The Home Office's refusal to allow a safe injecting room to be set up in Glasgow has been slammed as putting "party political dogma ahead of people's lives".

Glasgow Central MP Alison Thewliss called on home secretary Sajid Javid to visit the city and talk to addicts who she said would benefit from such a centre.

The SNP MP was speaking at the party's conference in Glasgow, where delegates overwhelmingly backed a motion calling for the UK Government to grant permission for a safe injecting room, or devolve the necessary powers to do so to Holyrood.

Cross-party calls for an injection centre in Glasgow intensified after 280 of the 934 drugs-related deaths in Scotland were recorded in the area in 2017, along with a spike of HIV infections among users.

While policing and prosecution around drugs is devolved to Scotland, Westminster has ultimate control over drug laws, and UK ministers say the Glasgow proposal is illegal.

The safer drug consumption facility (SDCF) was planned for Scotland's largest city, where an estimated 400 to 500 drug addicts are injecting on the streets.

It proposed to allow drug users to inject or smoke their own heroin without fear of arrest in the SDCF, effectively decriminalising use of the class A drug while inside its walls.

Medical staff and drugs counsellors would have been on hand.

Thewliss told SNP delegates: "We have a problem here and we have a solution and the home secretary will not let us act to save the lives of vulnerable drug users.

"It's an absolute disgrace, it is despicable to put party political dogma ahead of people's lives."

She said an SDCF would "not be a shooting gallery as some have suggested" but could instead allow addicts to "get them the help they very much need".

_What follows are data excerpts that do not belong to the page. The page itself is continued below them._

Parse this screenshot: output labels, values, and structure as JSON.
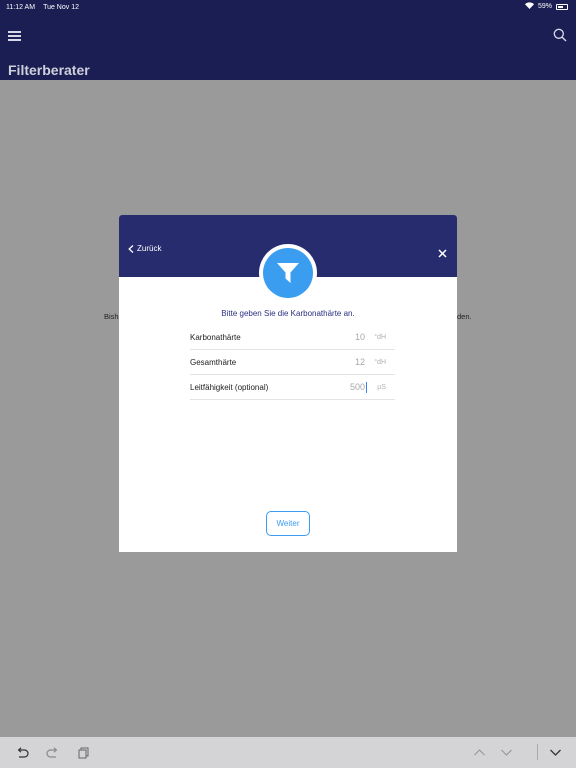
{
  "status": {
    "time": "11:12 AM",
    "date": "Tue Nov 12",
    "battery": "59%"
  },
  "header": {
    "title": "Filterberater"
  },
  "background": {
    "left_text": "Bish",
    "right_text": "den."
  },
  "modal": {
    "back_label": "Zurück",
    "prompt": "Bitte geben Sie die Karbonathärte an.",
    "fields": [
      {
        "label": "Karbonathärte",
        "value": "10",
        "unit": "°dH"
      },
      {
        "label": "Gesamthärte",
        "value": "12",
        "unit": "°dH"
      },
      {
        "label": "Leitfähigkeit (optional)",
        "value": "500",
        "unit": "µS"
      }
    ],
    "next_label": "Weiter"
  },
  "colors": {
    "header": "#1a1e52",
    "modal_header": "#272c6e",
    "accent": "#3a9df0"
  }
}
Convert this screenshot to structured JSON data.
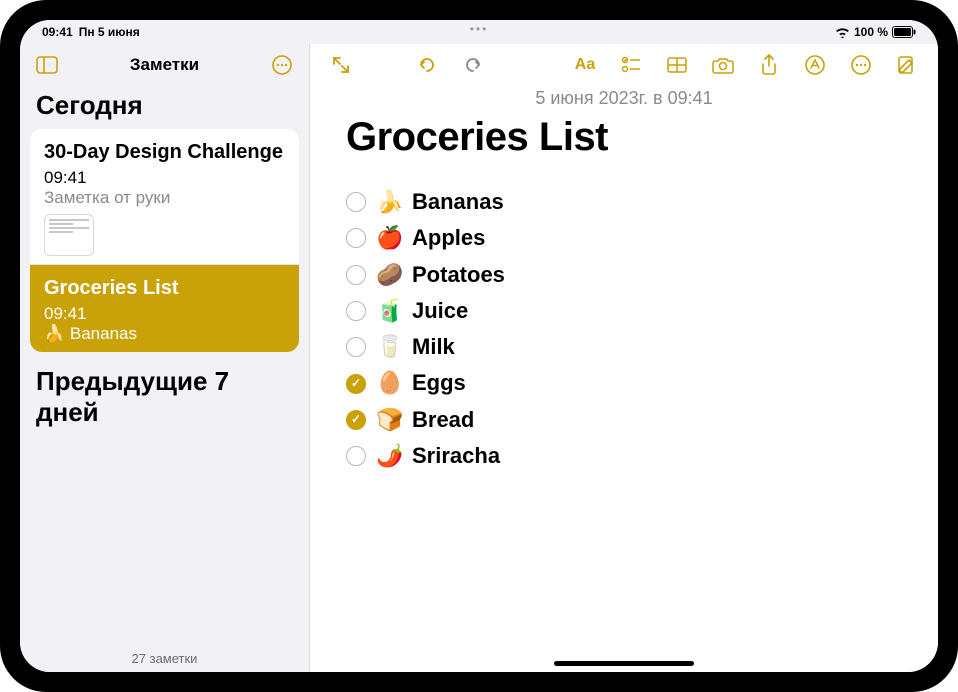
{
  "status": {
    "time": "09:41",
    "date": "Пн 5 июня",
    "battery": "100 %"
  },
  "colors": {
    "accent": "#c9a109"
  },
  "sidebar": {
    "title": "Заметки",
    "sections": {
      "today": "Сегодня",
      "prev7": "Предыдущие 7 дней"
    },
    "notes": [
      {
        "title": "30-Day Design Challenge",
        "time": "09:41",
        "preview": "Заметка от руки",
        "selected": false,
        "has_thumb": true
      },
      {
        "title": "Groceries List",
        "time": "09:41",
        "preview": "🍌 Bananas",
        "selected": true,
        "has_thumb": false
      }
    ],
    "footer": "27 заметки"
  },
  "note": {
    "date": "5 июня 2023г. в 09:41",
    "title": "Groceries List",
    "items": [
      {
        "emoji": "🍌",
        "label": "Bananas",
        "checked": false
      },
      {
        "emoji": "🍎",
        "label": "Apples",
        "checked": false
      },
      {
        "emoji": "🥔",
        "label": "Potatoes",
        "checked": false
      },
      {
        "emoji": "🧃",
        "label": "Juice",
        "checked": false
      },
      {
        "emoji": "🥛",
        "label": "Milk",
        "checked": false
      },
      {
        "emoji": "🥚",
        "label": "Eggs",
        "checked": true
      },
      {
        "emoji": "🍞",
        "label": "Bread",
        "checked": true
      },
      {
        "emoji": "🌶️",
        "label": "Sriracha",
        "checked": false
      }
    ]
  }
}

The MP added: "Glasgow already has drug consumption rooms - they're in back lanes in the city centre, they're in abandoned waste ground, in dangerous, derelict buildings and in bushes and boardings near to my constituency office.

"And in weather like this, when its tipping down outside, they are in filthy bin sheds and residential closes.

"They are in public toilets and in any space where people desperate for a fix can find that tiny bit of privacy.

"People do this regularly and they take risks every time they do so, of infection, overdoes and death.

"This is not acceptable in the Scotland we wish to see, we can and we must do better."

She asked party members to join her to "beg of the home secretary to come here, to listen to the people of Glasgow, to listen to the people who need this facility desperately".

Knocking back the proposals last year, a Home Office statement said: "We have no plans to introduce drug consumption rooms.

"A range of offences is likely to be committed in the operation of drug consumption rooms.

"It is for local police forces to enforce the law in such circumstances and, as with other offences of this type, we would expect them to do so."